Experts divided on campaign finance reform



(The Center Square) — Virginia has one of the most lax campaign finance laws in the nation, and reform efforts are ongoing among those who believe the lack of limitations may ultimately lead to corporate corruption of the political process.

In contrast, others think tighter campaign finance laws would infringe on rights protected by the Constitution.

There is no cap on what individuals, corporations, public utilities or political action committees can donate to a political campaign in Virginia.

Clean Virginia, a 501(c)4 with an associated political action committee, seeks to “fight corruption in Virginia politics” to advance clean energy and “community control over our energy policy.” A 501(c)4 is like a nonprofit but with a greater ability to lobby, working with lawmakers to promote policies that support its causes.

Though attempts at campaign finance reform have repeatedly failed in the Legislature, Clean Virginia’s Deputy Director Cassidy Craighill still believes that comprehensive reform is needed in the commonwealth. But what’s most urgent, she says, is banning corporate contributions to campaigns altogether.

“It contributes to sort of a net loss for Virginia society when you have corporations running the show that much. When you have them able to give that much money, have that much access to lawmakers, unleash armies of lobbyists – that to me is what is most urgent,” Craighill told The Center Square.

Craighill sees an unacceptable conflict of interest between legislators able to receive large campaign donations from Dominion Energy and the company, the primary public utility in the state and one of the top donors in state elections. The General Assembly passes laws that direct the regulation of Dominion rates through the State Corporation Commission.

“The corporate ban should start with the companies that have the specific regulatory contract with the General Assembly, Dominion being the biggest example there,” Craighill said.

Virginia-based lawyer Jason Torchinsky, who specializes in campaign finance and election law, doesn’t see it that way.
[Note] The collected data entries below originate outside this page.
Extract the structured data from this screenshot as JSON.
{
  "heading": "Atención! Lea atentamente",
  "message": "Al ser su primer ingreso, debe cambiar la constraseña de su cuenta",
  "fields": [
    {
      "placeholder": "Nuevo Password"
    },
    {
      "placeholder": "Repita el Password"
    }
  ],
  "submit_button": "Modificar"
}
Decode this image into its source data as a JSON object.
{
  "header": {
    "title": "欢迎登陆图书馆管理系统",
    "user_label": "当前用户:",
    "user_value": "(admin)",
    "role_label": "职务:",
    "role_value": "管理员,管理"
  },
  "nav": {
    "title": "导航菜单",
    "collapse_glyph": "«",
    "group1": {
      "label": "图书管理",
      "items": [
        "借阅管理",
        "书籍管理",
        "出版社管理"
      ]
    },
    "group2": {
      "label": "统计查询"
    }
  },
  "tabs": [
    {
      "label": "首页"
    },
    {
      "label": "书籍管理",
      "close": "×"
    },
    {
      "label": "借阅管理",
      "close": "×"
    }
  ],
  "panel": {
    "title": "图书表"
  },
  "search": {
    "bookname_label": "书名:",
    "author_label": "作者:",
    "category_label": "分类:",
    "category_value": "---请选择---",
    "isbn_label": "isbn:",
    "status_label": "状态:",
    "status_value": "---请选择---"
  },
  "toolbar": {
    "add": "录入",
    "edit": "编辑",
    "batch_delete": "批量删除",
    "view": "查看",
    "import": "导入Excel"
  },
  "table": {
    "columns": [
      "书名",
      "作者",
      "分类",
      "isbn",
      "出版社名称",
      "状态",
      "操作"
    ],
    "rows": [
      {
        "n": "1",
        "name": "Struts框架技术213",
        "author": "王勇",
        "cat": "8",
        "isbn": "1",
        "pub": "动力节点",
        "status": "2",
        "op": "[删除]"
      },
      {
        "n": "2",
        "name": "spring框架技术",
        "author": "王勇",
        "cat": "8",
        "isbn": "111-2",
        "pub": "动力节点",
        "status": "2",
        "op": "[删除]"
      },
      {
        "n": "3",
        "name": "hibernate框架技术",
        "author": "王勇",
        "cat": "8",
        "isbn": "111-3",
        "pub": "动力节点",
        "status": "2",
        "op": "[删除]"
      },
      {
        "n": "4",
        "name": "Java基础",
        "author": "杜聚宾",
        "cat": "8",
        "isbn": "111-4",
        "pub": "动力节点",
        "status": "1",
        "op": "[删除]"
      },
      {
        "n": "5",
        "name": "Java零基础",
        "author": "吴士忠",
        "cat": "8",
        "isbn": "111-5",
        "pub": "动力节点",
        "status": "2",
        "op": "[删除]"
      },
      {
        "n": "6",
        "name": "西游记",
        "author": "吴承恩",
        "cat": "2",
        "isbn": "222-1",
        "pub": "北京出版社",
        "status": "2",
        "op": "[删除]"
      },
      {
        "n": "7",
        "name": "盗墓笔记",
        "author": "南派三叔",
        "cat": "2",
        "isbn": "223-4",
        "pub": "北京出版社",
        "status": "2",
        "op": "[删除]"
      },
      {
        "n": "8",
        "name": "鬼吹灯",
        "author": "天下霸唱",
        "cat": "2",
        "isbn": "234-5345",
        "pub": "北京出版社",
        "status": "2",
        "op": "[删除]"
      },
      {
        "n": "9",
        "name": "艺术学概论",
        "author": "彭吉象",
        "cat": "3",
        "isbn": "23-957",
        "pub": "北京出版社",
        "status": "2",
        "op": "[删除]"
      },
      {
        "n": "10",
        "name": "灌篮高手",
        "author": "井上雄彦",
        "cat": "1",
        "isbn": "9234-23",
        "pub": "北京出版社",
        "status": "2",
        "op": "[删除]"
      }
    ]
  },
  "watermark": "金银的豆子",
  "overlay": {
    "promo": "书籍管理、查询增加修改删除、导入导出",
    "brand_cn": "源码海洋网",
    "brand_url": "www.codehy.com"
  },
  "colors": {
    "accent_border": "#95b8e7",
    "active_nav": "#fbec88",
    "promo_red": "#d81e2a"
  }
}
He thinks that allowing large donations helps legislators do their jobs better.

“When candidates have to raise in relatively low dollars, it requires them to gauge their message and situate their time such that they are kind of forced to almost fundraise full-time,” Torchinksky told The Center Square.

“Why do Congress members have to spend all day fundraising? Because they can only raise money in $3,300 chunks, and it costs a couple of million dollars to run even a remotely competitive congressional race.”

Adequate disclosure laws, the media and others that are eager to reveal political corruption are enough to keep the public informed, according to Torchinsky.

“When there are those really big donors, guess what? They make the news… When you have the big, stand-out donors in states that don’t have limits, those donors become part of the conversation,” Torchinsky said.

“There is a self-regulatory aspect to this because of the sunshine… Sunshine is the best disinfectant.”

Fundamentally, Torchinsky agrees with the 2010 Supreme Court decision in Citizens United v. The Federal Election Commission that money is speech, and more restrictive campaign finance laws in Virginia would only interfere with that constitutionally protected freedom of expression.

Despite that, Craighill believes the need for reform at the state level persists.

“The constitutionality piece is certainly one we need to consider, but there are other ways [besides addressing corporate campaign contributions] that we can make sure that corporations’ free speech doesn’t trump everybody else’s,” Craighill said.

“In Virginia right now…corporations can have as much influence as they could possibly want, and that’s just not a fair Democratic system.”